Poles Dismiss Election Fever in Bonds More Stable Than BundsPiotr Skolimowski and Maciej Onoszko
Poland’s narrowing presidential race is evoking little more than a stifled yawn from bond investors.
With four days to go before voting, the incumbent, Bronislaw Komorowski, is sliding in opinion polls from an outright majority in March to levels that would prompt a second ballot. Far from shaking up financial markets, zloty bonds have become more stable than Treasuries, German bunds or Czech notes, with 15-day volatility slumping to a 10-month low.
While support for leading opposition candidate, Andrzej Duda, raises the prospect of policies including a reduced retirement age and taxes on supermarkets and banks after this year’s parliamentary elections, the market calm shows faith in the economy’s recovery and the central bank’s monetary policy.
“It’s possible that politics will be the source of increasing noise as parliamentary elections approach, and there will be a lot more noise if Duda takes the presidency or runs a close second,” Paul McNamara, who helps oversee $6.3 billion as a money manager at GAM UK Ltd. in London, said by e-mail on Tuesday. “But it’s just going to be noise. You’d need some pretty compelling reason to panic on politics.”
Support for Komorowski dropped seven percentage points to 39 percent in April 28-29 TNS Polska opinion poll compared with three weeks earlier. Duda gained one percentage point to 25 percent, it showed. Other polls, including a CBOS survey released on Wednesday, have shown the president will beat the challenger in case of a run-off on May 24, needed if nobody wins an outright majority in this weekend’s vote.

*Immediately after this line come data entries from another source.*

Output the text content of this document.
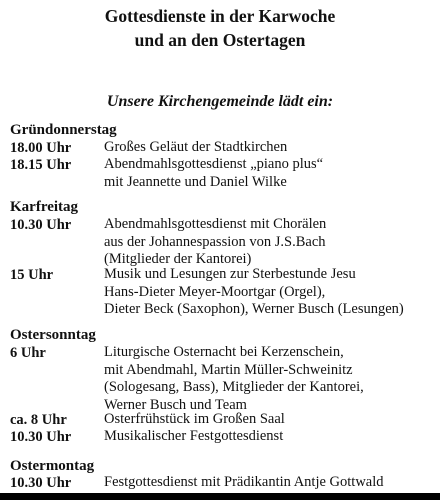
Gottesdienste in der Karwoche
und an den Ostertagen
Unsere Kirchengemeinde lädt ein:
Gründonnerstag
18.00 Uhr Großes Geläut der Stadtkirchen
18.15 Uhr Abendmahlsgottesdienst „piano plus“
mit Jeannette und Daniel Wilke
Karfreitag
10.30 Uhr Abendmahlsgottesdienst mit Chorälen
aus der Johannespassion von J.S.Bach
(Mitglieder der Kantorei)
15 Uhr	Musik und Lesungen zur Sterbestunde Jesu
Hans-Dieter Meyer-Moortgar (Orgel),
Dieter Beck (Saxophon), Werner Busch (Lesungen)
Ostersonntag
6 Uhr	Liturgische Osternacht bei Kerzenschein,
mit Abendmahl, Martin Müller-Schweinitz
(Sologesang, Bass), Mitglieder der Kantorei,
Werner Busch und Team
ca. 8 Uhr	Osterfrühstück im Großen Saal
10.30 Uhr Musikalischer Festgottesdienst
Ostermontag
10.30 Uhr Festgottesdienst mit Prädikantin Antje Gottwald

While Poland’s bonds have handed investors losses for three consecutive months ending April 30, the longest stretch since 2006, looming elections have not been an issue, according to Roxana Hulea, an emerging-market strategist at Societe Generale SA in London. The selloff has more to do with rising yields in the euro area as the currency region, which buys 54 percent of Polish exports, shows signs of recovery, she said.

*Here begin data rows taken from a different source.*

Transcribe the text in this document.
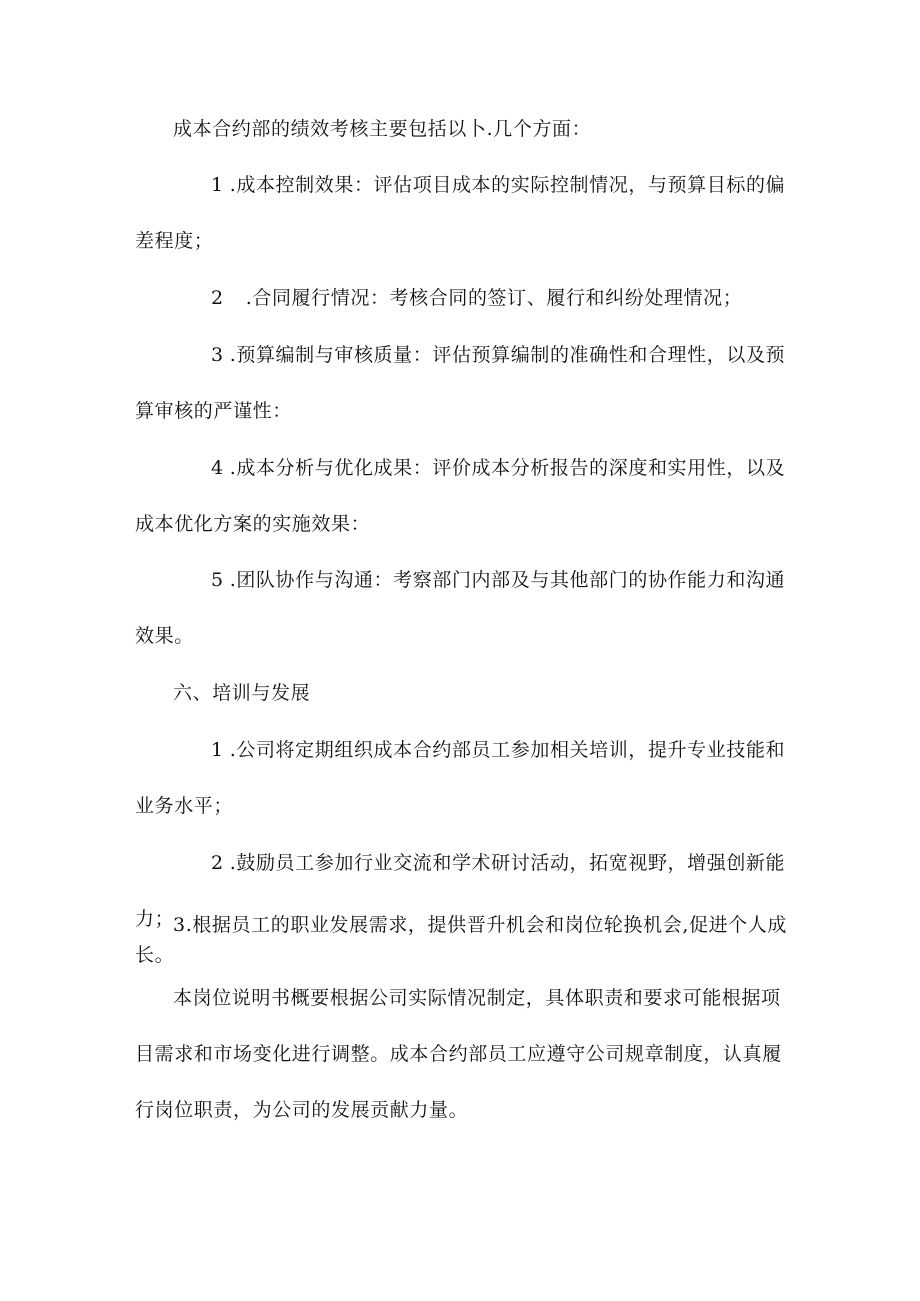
成本合约部的绩效考核主要包括以卜.几个方面：

1 .成本控制效果：评估项目成本的实际控制情况，与预算目标的偏差程度；

2 .合同履行情况：考核合同的签订、履行和纠纷处理情况；

3 .预算编制与审核质量：评估预算编制的准确性和合理性，以及预算审核的严谨性：

4 .成本分析与优化成果：评价成本分析报告的深度和实用性，以及成本优化方案的实施效果：

5 .团队协作与沟通：考察部门内部及与其他部门的协作能力和沟通效果。

六、培训与发展

1 .公司将定期组织成本合约部员工参加相关培训，提升专业技能和业务水平；

2 .鼓励员工参加行业交流和学术研讨活动，拓宽视野，增强创新能力；

3.根据员工的职业发展需求，提供晋升机会和岗位轮换机会,促进个人成长。

本岗位说明书概要根据公司实际情况制定，具体职责和要求可能根据项目需求和市场变化进行调整。成本合约部员工应遵守公司规章制度，认真履行岗位职责，为公司的发展贡献力量。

“There could be a window of opportunity” for Polish yields to tighten relative to those in the euro area, she said by e-mail on Tuesday. “I would not be losing any sleep over the Polish political scene, at least for now.”

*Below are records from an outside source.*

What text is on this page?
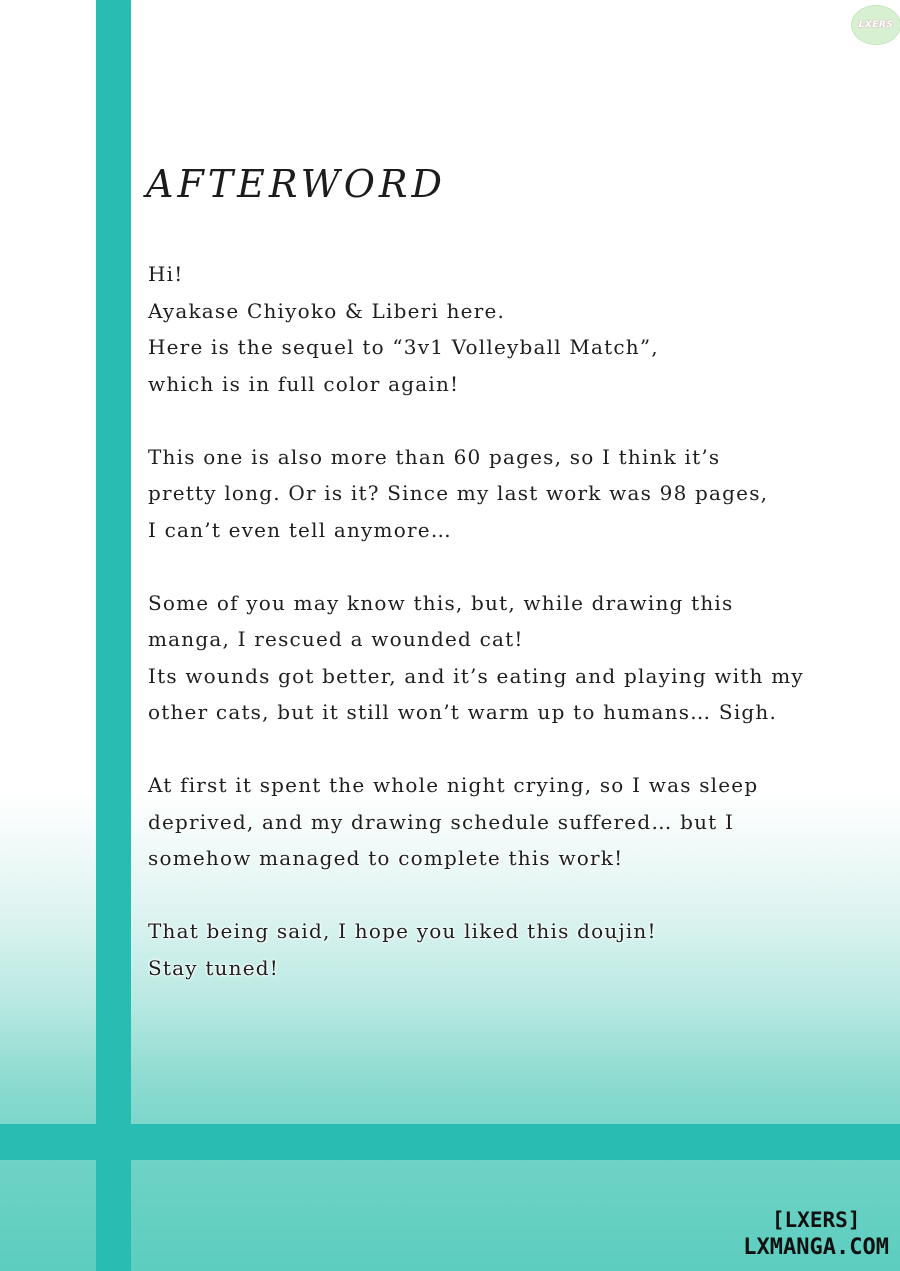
LXERS
AFTERWORD
Hi!
Ayakase Chiyoko & Liberi here.
Here is the sequel to “3v1 Volleyball Match”,
which is in full color again!
This one is also more than 60 pages, so I think it’s
pretty long. Or is it? Since my last work was 98 pages,
I can’t even tell anymore…
Some of you may know this, but, while drawing this
manga, I rescued a wounded cat!
Its wounds got better, and it’s eating and playing with my
other cats, but it still won’t warm up to humans… Sigh.
At first it spent the whole night crying, so I was sleep
deprived, and my drawing schedule suffered… but I
somehow managed to complete this work!
That being said, I hope you liked this doujin!
Stay tuned!
[LXERS]
LXMANGA.COM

The premium investors demand to hold 10-year zloty bonds over similar bunds set an 11-month high of 238 basis points on April 28, up from a seven-year low of 162 basis points reached in January. The spread stood at 231 basis points at 11:53 a.m. in Warsaw.
Komorowski, Poland’s most trusted politician who is running for a second and final five-year term, has sought to capitalize on an increase in living standards as Poland became the European Union’s only economy to avoid a recession after 2008.
Gross domestic product will expand 3.9 percent this year, the fastest clip since 2011, according to Citigroup Inc, while Nordea Bank AB said in a research note on Tuesday that the country’s economy was “simply doing too well” to trigger major political changes.
The presidential election will be a “significant test” for whether the ruling party can hang on to power for a third term in a parliamentary ballot due around October, Magdalena Polan, an economist at Goldman Sachs Group Inc., said in May 1 report.
While the government narrowed the budget deficit to 3.2 percent of GDP last year from a peak of 7.8 percent in 2010, Duda and his party promise to cut taxes, reverse an increase in the retirement age and reject euro adoption.
“The presidential election will to a large extent set the stage for the general election,” Dariusz Filar, a member of Poland’s Monetary Policy Council in 2004-2010 and economic adviser to former Prime Minister Donald Tusk, said by phone on Tuesday. “A weak showing by Komorowski in the first round, or only a narrow victory in the runoff, could boost parties that are trying to entice voters with populist ideas.”